God did threaten judgment in the Old Covenant and so he has in the New Covenant: “It is a fearful thing to fall into the hands of the living God” (Heb 10:31) because “our God is a consuming fire” (Heb 12:29). This language comes right out of the Old Testament, because there are not two Gods, one old and one new, one wrathful and one loving, but only one God who is both righteous and merciful.
Dave writes to ask how we should respond to this: “I embrace the all-loving God of the New Testament and not the mean pompous God of the Old Testament”?

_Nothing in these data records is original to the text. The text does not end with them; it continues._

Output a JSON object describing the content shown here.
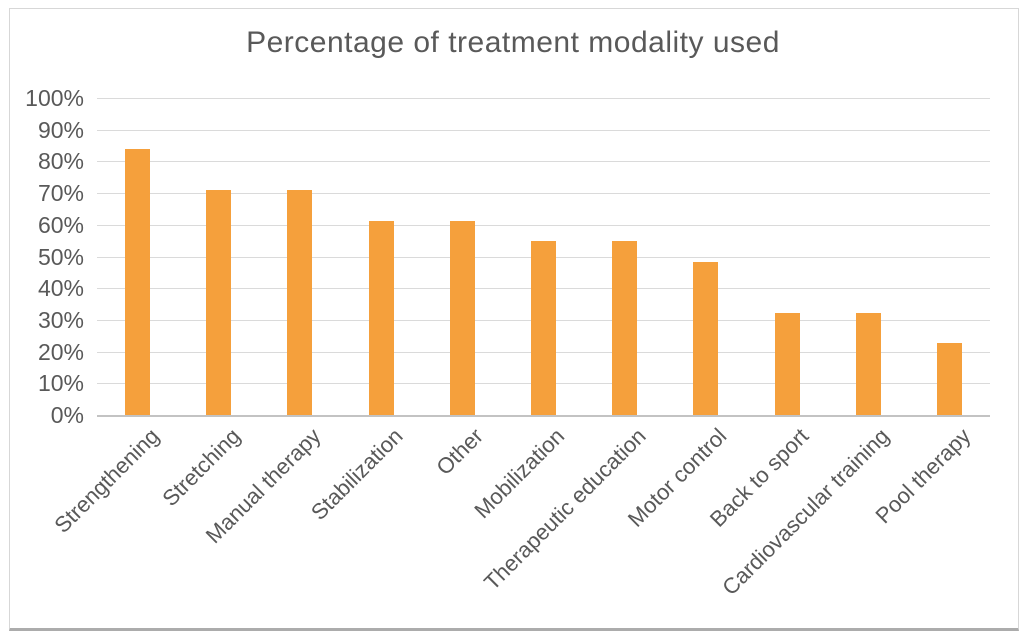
{
  "chart_data": {
    "type": "bar",
    "title": "Percentage of treatment modality used",
    "categories": [
      "Strengthening",
      "Stretching",
      "Manual therapy",
      "Stabilization",
      "Other",
      "Mobilization",
      "Therapeutic education",
      "Motor control",
      "Back to sport",
      "Cardiovascular training",
      "Pool therapy"
    ],
    "values": [
      83.9,
      71.0,
      71.0,
      61.3,
      61.3,
      54.8,
      54.8,
      48.4,
      32.3,
      32.3,
      22.6
    ],
    "y_tick_labels": [
      "100%",
      "90%",
      "80%",
      "70%",
      "60%",
      "50%",
      "40%",
      "30%",
      "20%",
      "10%",
      "0%"
    ],
    "ylim": [
      0,
      100
    ],
    "xlabel": "",
    "ylabel": "",
    "grid": true,
    "legend": "none",
    "colors": {
      "bar": "#F5A03C",
      "title_text": "#595959",
      "axis_text": "#595959",
      "gridline": "#DADADA",
      "axis_line": "#C3C3C3",
      "frame_border": "#D7D7D7",
      "frame_bottom": "#ACACAC",
      "background": "#FFFFFF"
    }
  }
}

We should respond to this proposition the way Christians have done since the early 2nd century, by recognizing the claim for what it is, paganism disguised as Christianity. Specifically, it is Gnosticism, a variety of loosely related persons and movements with common themes and interests that flourished in the second century in reaction to Christianity. Pro-Gnostic scholars have claimed for nearly a century that Gnosticism was the original religion (or “spirituality”) which was supplanted by Christianity, by force, as “orthodoxy.” The great problem with this claim is that there is virtually no evidence for it. The evidence is very strong, however, that, as the second-century fathers and apologists claimed, the Christian faith came first and then was attacked by the Gnostics, who tried to revise it radically. This debate has been renewed in the modern period. Peter Jones has been chronicling its renewal for years.
Gnosticism did not offer salvation from sin or the wrath of God to come, but rather they offered escape from our humanity via secret knowledge (hence Gnosticism, from gnosis or knowledge). They posited a sort of ladder of being between this existence and the next—it’s always a ladder isn’t it? No wonder a cross is so offensive!—According to the Gnostics, our fundamental problem is not legal (sin) but a lack of being, a lack of divinity. In effect, they were siding with the serpent, “You will be like God” (Gen 3:4–5). They posited a radical dualism between the immaterial (spirit) and the material. The latter was said to inherently evil.
What we need, they said, is to escape it by climbing the ladder of gnosis. They set the “Old Testament God” of wrath, whom they regarded as a mere “demiurge” (not the real God) against the “New Testament God” of love. This, of course, is familiar to anyone who has experienced modern liberalism. If, said the Gnostics (and others), the material world is evil, created by a demiurge, then Jesus could not have been truly human. He only appeared (docetism) to be human. This theology led to radical extremes. If the body is evil and not quite real then either we must tame it via asceticism or we may indulge it completely via libertinism. Once again, this practically describes late modern life. Either we must starve ourselves or become Epicureans.
The Gnostics tuned Jesus from the God-Man Savior into just another teacher of mystical, esoteric secrets about how to climb the ladder of being into the One.